Die Topographie des Terrors in Berlin Foto: picture alliance / CHROMORANGE

Die Stiftung Topographie des Terrors in Berlin rechnet wegen der unklaren Haushaltslage im Land Berlin und im Bund im kommenden Jahr mit Programmeinschränkungen. Es werde voraussichtlich weniger Ausstellungen, Veranstaltungen und Seminare geben, sagte Stiftungsdirektorin Andrea Riedle dem Evangelischen Pressedienst (epd). Ein hoher Anteil des Budgets sei durch Fixkosten gebunden. Dazu zählten der Unterhalt der Liegenschaften, Betriebskosten und das Personal.

Mit Blick auf den Sparkurs des Berliner Senats sagte Riedle, »auch nach Verabschiedung des Nachtragshaushaltes am 19. Dezember durch das Abgeordnetenhaus liegen uns keine verbindlichen Zahlen vor«. Mit Zuwendungsbescheiden rechne sie nicht vor Mitte Januar: »Das macht eine verlässliche Planung sehr schwierig.«

Bisherigen Angaben zufolge wollte der Senat bei seinen Zahlungen an die von Bund und Land getragene Stiftung 350.000 Euro einbehalten. Zudem drohe eine Haushaltssperre des Bundes, sagte Riedle.

Der vorläufige Haushaltsentwurf der Stiftung für 2025 hat ein Volumen von rund 7,5 Millionen Euro. Darin ist unter anderem rund eine Million Euro an Mietzahlungen enthalten, die das zur Stiftung gehörige Dokumentationszentrum NS-Zwangsarbeit Berlin-Schöneweide an die landeseigene Berliner Immobilienmanagement GmbH (BIM) zahlt. Der Anteil des Landes liegt ohne Einsparung bei rund 4,7 Millionen Euro.
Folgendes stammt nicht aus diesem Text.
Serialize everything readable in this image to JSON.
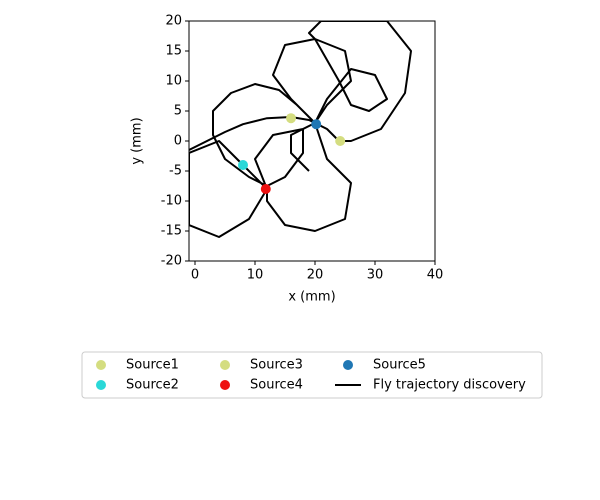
{
  "chart_data": {
    "type": "scatter",
    "xlabel": "x (mm)",
    "ylabel": "y (mm)",
    "xlim": [
      -1,
      40
    ],
    "ylim": [
      -20,
      20
    ],
    "xticks": [
      0,
      10,
      20,
      30,
      40
    ],
    "yticks": [
      -20,
      -15,
      -10,
      -5,
      0,
      5,
      10,
      15,
      20
    ],
    "series": [
      {
        "name": "Source1",
        "color": "#d4dd80",
        "x": [
          16
        ],
        "y": [
          3.8
        ]
      },
      {
        "name": "Source2",
        "color": "#2ad8d8",
        "x": [
          8
        ],
        "y": [
          -4
        ]
      },
      {
        "name": "Source3",
        "color": "#d4dd80",
        "x": [
          24.2
        ],
        "y": [
          0
        ]
      },
      {
        "name": "Source4",
        "color": "#ee1111",
        "x": [
          11.8
        ],
        "y": [
          -8
        ]
      },
      {
        "name": "Source5",
        "color": "#1f77b4",
        "x": [
          20.2
        ],
        "y": [
          2.8
        ]
      },
      {
        "name": "Fly trajectory discovery",
        "type": "line",
        "color": "#000000",
        "x": [
          -1,
          2,
          5,
          8,
          12,
          16,
          19,
          20,
          17,
          14,
          10,
          6,
          3,
          3,
          5,
          9,
          12,
          15,
          18,
          18,
          20,
          22,
          26,
          25,
          20,
          15,
          12,
          12,
          8,
          4,
          -1,
          -1,
          4,
          9,
          12,
          10,
          13,
          18,
          20,
          16,
          13,
          15,
          20,
          25,
          26,
          22,
          20,
          22,
          26,
          30,
          32,
          29,
          26,
          24,
          20,
          19,
          21,
          22,
          32,
          36,
          35,
          31,
          26,
          24,
          22,
          20,
          16,
          16,
          19
        ],
        "y": [
          -1.5,
          0,
          1.5,
          2.8,
          3.8,
          4,
          3.5,
          3,
          6,
          8.5,
          9.5,
          8,
          5,
          1,
          -3,
          -6,
          -7.5,
          -6,
          -2,
          2,
          3,
          -3,
          -7,
          -13,
          -15,
          -14,
          -10,
          -8,
          -4,
          0,
          -2,
          -14,
          -16,
          -13,
          -8,
          -3,
          1,
          2,
          3,
          7,
          11,
          16,
          17,
          15,
          10,
          6,
          3,
          7,
          12,
          11,
          7,
          5,
          6,
          10,
          17,
          18,
          20,
          20,
          20,
          15,
          8,
          2,
          0,
          0,
          2,
          3,
          1,
          -2,
          -5
        ]
      }
    ]
  }
}
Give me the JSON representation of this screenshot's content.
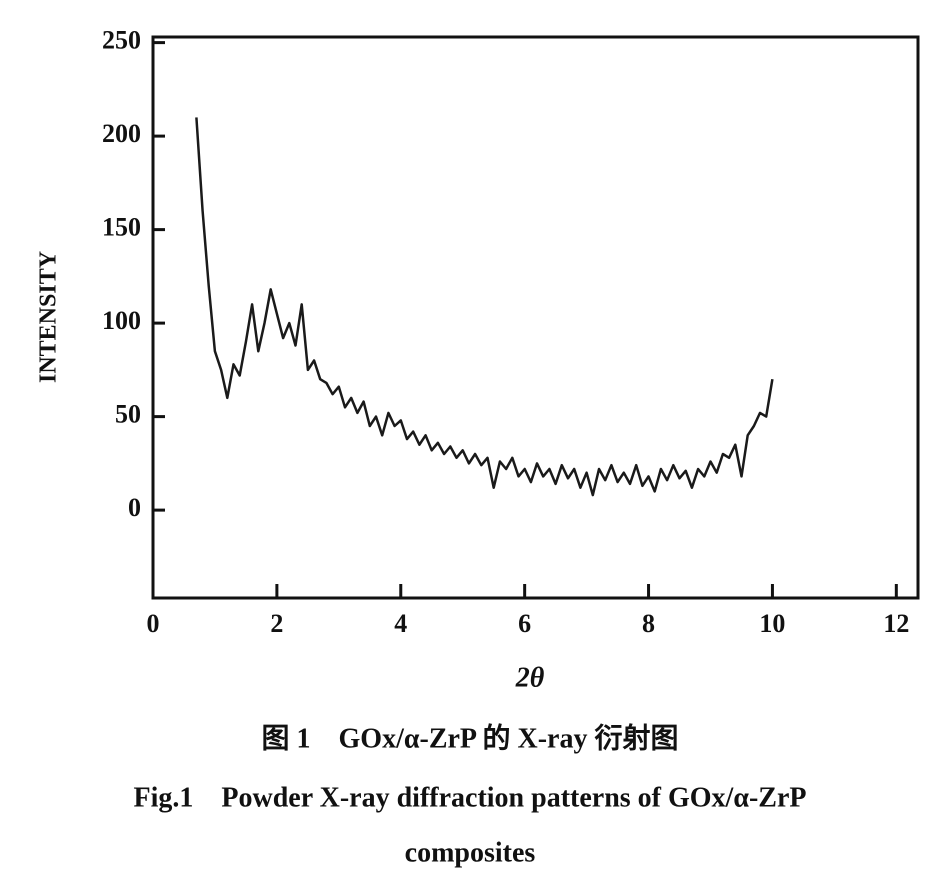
{
  "chart_data": {
    "type": "line",
    "y_label": "INTENSITY",
    "x_label": "2θ",
    "captions": [
      "图 1　GOx/α-ZrP 的 X-ray 衍射图",
      "Fig.1　Powder X-ray diffraction patterns of GOx/α-ZrP",
      "composites"
    ],
    "xlim": [
      0,
      12.35
    ],
    "xticks": [
      0,
      2,
      4,
      6,
      8,
      10,
      12
    ],
    "ylim": [
      -47,
      253
    ],
    "yticks": [
      0,
      50,
      100,
      150,
      200,
      250
    ],
    "grid": false,
    "series": [
      {
        "color": "#1a1a1a",
        "x": [
          0.7,
          0.8,
          0.9,
          1.0,
          1.1,
          1.2,
          1.3,
          1.4,
          1.5,
          1.6,
          1.7,
          1.8,
          1.9,
          2.0,
          2.1,
          2.2,
          2.3,
          2.4,
          2.5,
          2.6,
          2.7,
          2.8,
          2.9,
          3.0,
          3.1,
          3.2,
          3.3,
          3.4,
          3.5,
          3.6,
          3.7,
          3.8,
          3.9,
          4.0,
          4.1,
          4.2,
          4.3,
          4.4,
          4.5,
          4.6,
          4.7,
          4.8,
          4.9,
          5.0,
          5.1,
          5.2,
          5.3,
          5.4,
          5.5,
          5.6,
          5.7,
          5.8,
          5.9,
          6.0,
          6.1,
          6.2,
          6.3,
          6.4,
          6.5,
          6.6,
          6.7,
          6.8,
          6.9,
          7.0,
          7.1,
          7.2,
          7.3,
          7.4,
          7.5,
          7.6,
          7.7,
          7.8,
          7.9,
          8.0,
          8.1,
          8.2,
          8.3,
          8.4,
          8.5,
          8.6,
          8.7,
          8.8,
          8.9,
          9.0,
          9.1,
          9.2,
          9.3,
          9.4,
          9.5,
          9.6,
          9.7,
          9.8,
          9.9,
          10.0
        ],
        "values": [
          210,
          160,
          120,
          85,
          75,
          60,
          78,
          72,
          90,
          110,
          85,
          100,
          118,
          105,
          92,
          100,
          88,
          110,
          75,
          80,
          70,
          68,
          62,
          66,
          55,
          60,
          52,
          58,
          45,
          50,
          40,
          52,
          45,
          48,
          38,
          42,
          35,
          40,
          32,
          36,
          30,
          34,
          28,
          32,
          25,
          30,
          24,
          28,
          12,
          26,
          22,
          28,
          18,
          22,
          15,
          25,
          18,
          22,
          14,
          24,
          17,
          22,
          12,
          20,
          8,
          22,
          16,
          24,
          15,
          20,
          14,
          24,
          13,
          18,
          10,
          22,
          16,
          24,
          17,
          21,
          12,
          22,
          18,
          26,
          20,
          30,
          28,
          35,
          18,
          40,
          45,
          52,
          50,
          70
        ]
      }
    ]
  }
}
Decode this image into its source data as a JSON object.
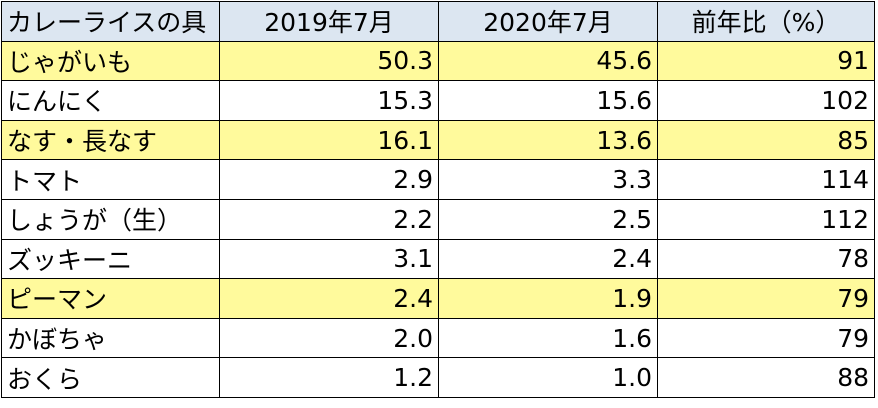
{
  "table": {
    "header": [
      "カレーライスの具",
      "2019年7月",
      "2020年7月",
      "前年比（%）"
    ],
    "rows": [
      [
        "じゃがいも",
        "50.3",
        "45.6",
        "91"
      ],
      [
        "にんにく",
        "15.3",
        "15.6",
        "102"
      ],
      [
        "なす・長なす",
        "16.1",
        "13.6",
        "85"
      ],
      [
        "トマト",
        "2.9",
        "3.3",
        "114"
      ],
      [
        "しょうが（生）",
        "2.2",
        "2.5",
        "112"
      ],
      [
        "ズッキーニ",
        "3.1",
        "2.4",
        "78"
      ],
      [
        "ピーマン",
        "2.4",
        "1.9",
        "79"
      ],
      [
        "かぼちゃ",
        "2.0",
        "1.6",
        "79"
      ],
      [
        "おくら",
        "1.2",
        "1.0",
        "88"
      ]
    ]
  }
}
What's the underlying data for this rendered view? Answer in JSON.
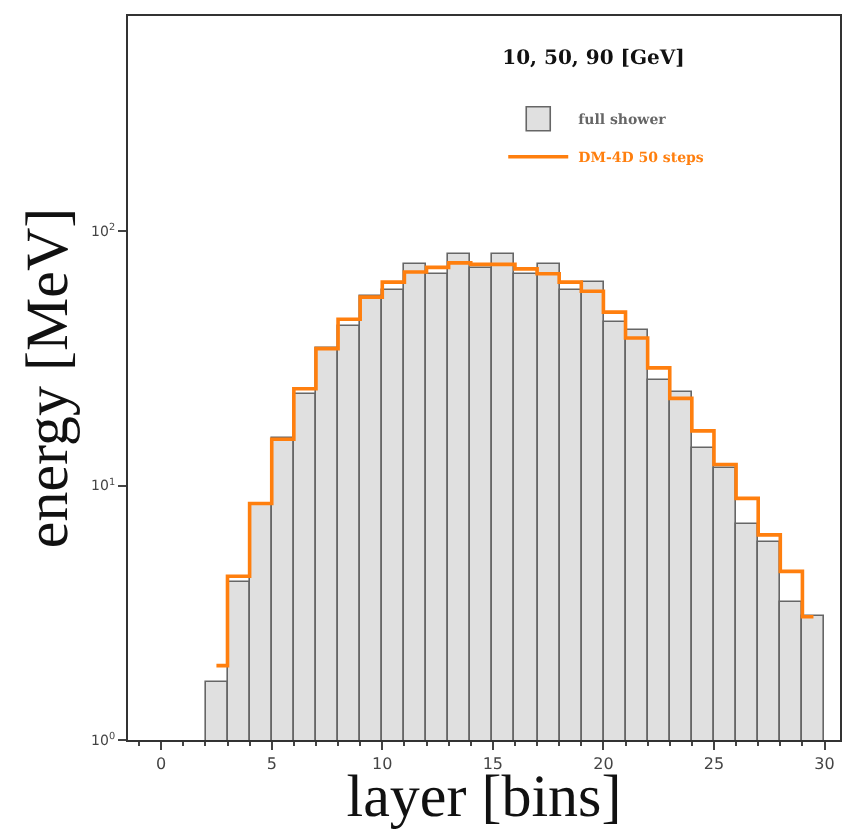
{
  "chart_data": {
    "type": "bar",
    "xlabel": "layer [bins]",
    "ylabel": "energy [MeV]",
    "legend_title": "10, 50, 90 [GeV]",
    "x": [
      2.5,
      3.5,
      4.5,
      5.5,
      6.5,
      7.5,
      8.5,
      9.5,
      10.5,
      11.5,
      12.5,
      13.5,
      14.5,
      15.5,
      16.5,
      17.5,
      18.5,
      19.5,
      20.5,
      21.5,
      22.5,
      23.5,
      24.5,
      25.5,
      26.5,
      27.5,
      28.5,
      29.5
    ],
    "series": [
      {
        "name": "full shower",
        "color": "#666666",
        "values": [
          1.7,
          4.15,
          8.5,
          15.5,
          23,
          34.5,
          42,
          56,
          59,
          74,
          68,
          81,
          72,
          81,
          68,
          74,
          59,
          63,
          44,
          41,
          26,
          23.3,
          14,
          11.8,
          7,
          6,
          3.5,
          3.05
        ]
      },
      {
        "name": "DM-4D 50 steps",
        "type": "step",
        "color": "#ff7f0e",
        "values": [
          1.96,
          4.4,
          8.5,
          15.2,
          24,
          34.5,
          45,
          55,
          63,
          69,
          72,
          75,
          74,
          74,
          71,
          68,
          63,
          58,
          48,
          38,
          29,
          22,
          16.4,
          12.1,
          8.9,
          6.4,
          4.6,
          3.05
        ]
      }
    ],
    "log": true,
    "legend": "top right",
    "xlim": [
      -1.5,
      30.7
    ],
    "xticks": [
      0,
      5,
      10,
      15,
      20,
      25,
      30
    ],
    "ylim": [
      1,
      700
    ],
    "yticks": [
      {
        "value": 1,
        "label": "10$^{0}$"
      },
      {
        "value": 10,
        "label": "10$^{1}$"
      },
      {
        "value": 100,
        "label": "10$^{2}$"
      }
    ]
  }
}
Das Dokumentationszentrum Topographie des Terrors befindet sich zwischen Potsdamer Platz und Checkpoint Charlie am historischen Standort von SS-Reichsführung und Reichssicherheitshauptamt. Es gehört zu den Publikumsmagneten der Hauptstadt. In diesem Jahr werden voraussichtlich rund 1,6 Millionen Besucher erwartet. Der Erinnerungsort widmet sich vor allem den Tätern in der NS-Zeit und informiert über Ideologie und Organisation der Verbrechen.

Wegen der ungeklärten Finanzierung im kommenden Jahr werde die Eröffnung einer Ausstellung zur Frage, was die deutsche Bevölkerung über den Holocaust wusste, auf März 2026 verschoben, sagte Riedle. Zweifelhaft sei auch, ob weiterhin ein Drittel der Veranstaltungen live gestreamt werde. Teilweise würden daran mehr als 1000 Menschen online teilnehmen.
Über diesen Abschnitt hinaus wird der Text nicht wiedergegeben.